Clinton declared his political comeback Wednesday with a set-piece speech that is aimed, according to his aides, at framing his governing philosophy in the context of the 2006 elections. Clinton’s goal: to show why his philosophy works, and why Bush’s doesn’t. Clinton, of course, doesn’t cite Bush’s name. But he hardly pulls his punches against what he calls “the leadership in Washington today.”
In theory, Wednesday’s speech marked the 15th anniversary of Clinton’s “new covenant” speech at Georgetown University. In practice, it marked a reinventing of Clinton’s themes—three weeks before the congressional elections—for today’s problems.
Back in 1991 (as he was running for president), Clinton explained his new covenant like this: “People once looked at the president and the Congress to bring us together, to solve problems, to make progress. Now, in the face of massive challenges, our government stands discredited, our people are disillusioned.

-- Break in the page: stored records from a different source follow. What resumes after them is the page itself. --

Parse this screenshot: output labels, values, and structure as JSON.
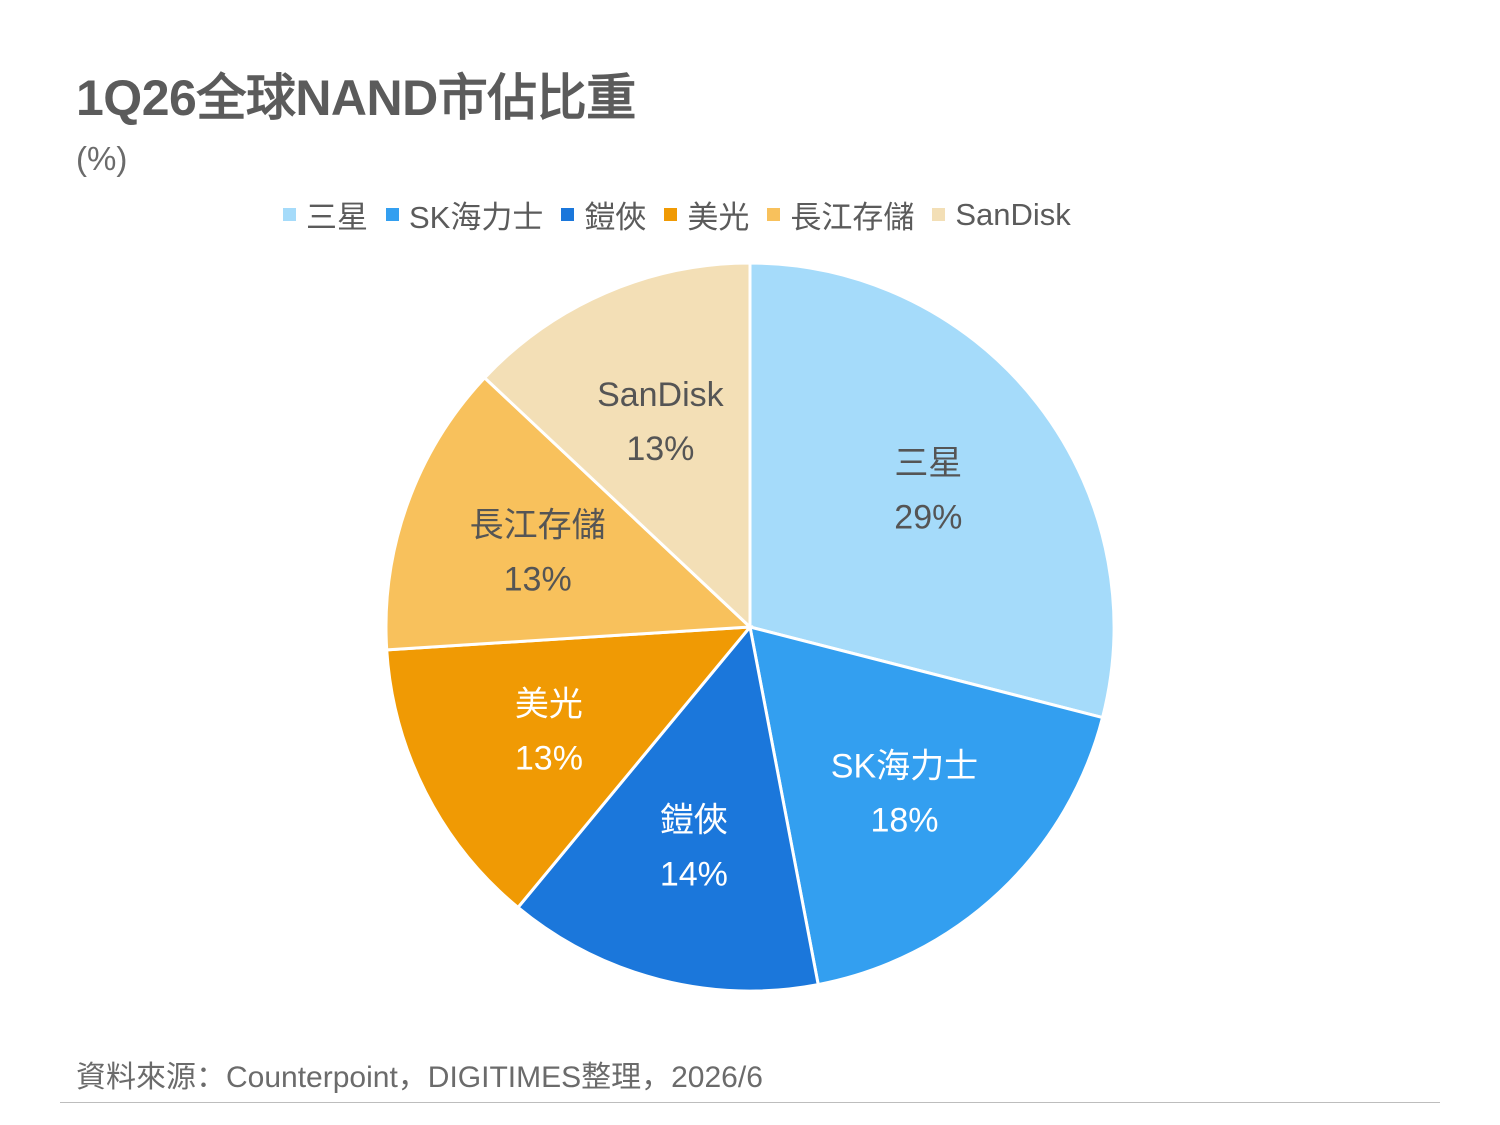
{
  "title": "1Q26全球NAND市佔比重",
  "unit": "(%)",
  "footnote": "資料來源：Counterpoint，DIGITIMES整理，2026/6",
  "chart_data": {
    "type": "pie",
    "title": "1Q26全球NAND市佔比重",
    "unit": "(%)",
    "legend_position": "top",
    "slices": [
      {
        "name": "三星",
        "value": 29,
        "label": "29%",
        "color": "#a5dbfa",
        "text_color": "#555555"
      },
      {
        "name": "SK海力士",
        "value": 18,
        "label": "18%",
        "color": "#339ff0",
        "text_color": "#ffffff"
      },
      {
        "name": "鎧俠",
        "value": 14,
        "label": "14%",
        "color": "#1b77db",
        "text_color": "#ffffff"
      },
      {
        "name": "美光",
        "value": 13,
        "label": "13%",
        "color": "#f09a04",
        "text_color": "#ffffff"
      },
      {
        "name": "長江存儲",
        "value": 13,
        "label": "13%",
        "color": "#f8c15c",
        "text_color": "#555555"
      },
      {
        "name": "SanDisk",
        "value": 13,
        "label": "13%",
        "color": "#f3dfb6",
        "text_color": "#555555"
      }
    ]
  }
}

There’s a hole in our politics where our sense of common purpose used to be.”
Now the disillusion and discontent is fueled more by war than the economy. But Clinton is still trying to offer a vision of what he calls the “common good” instead of division over taxes, culture and conflict. “We believe in mutual responsibility. They believe that, in large measure, people make or break their own lives and you’re on your own,” he explained in today’s speech. “We believe in striving, at least, to cooperate with others because we think that there are very few problems in the world we can solve on our own. They favor unilateralism whenever possible, and cooperation when it’s unavoidable.”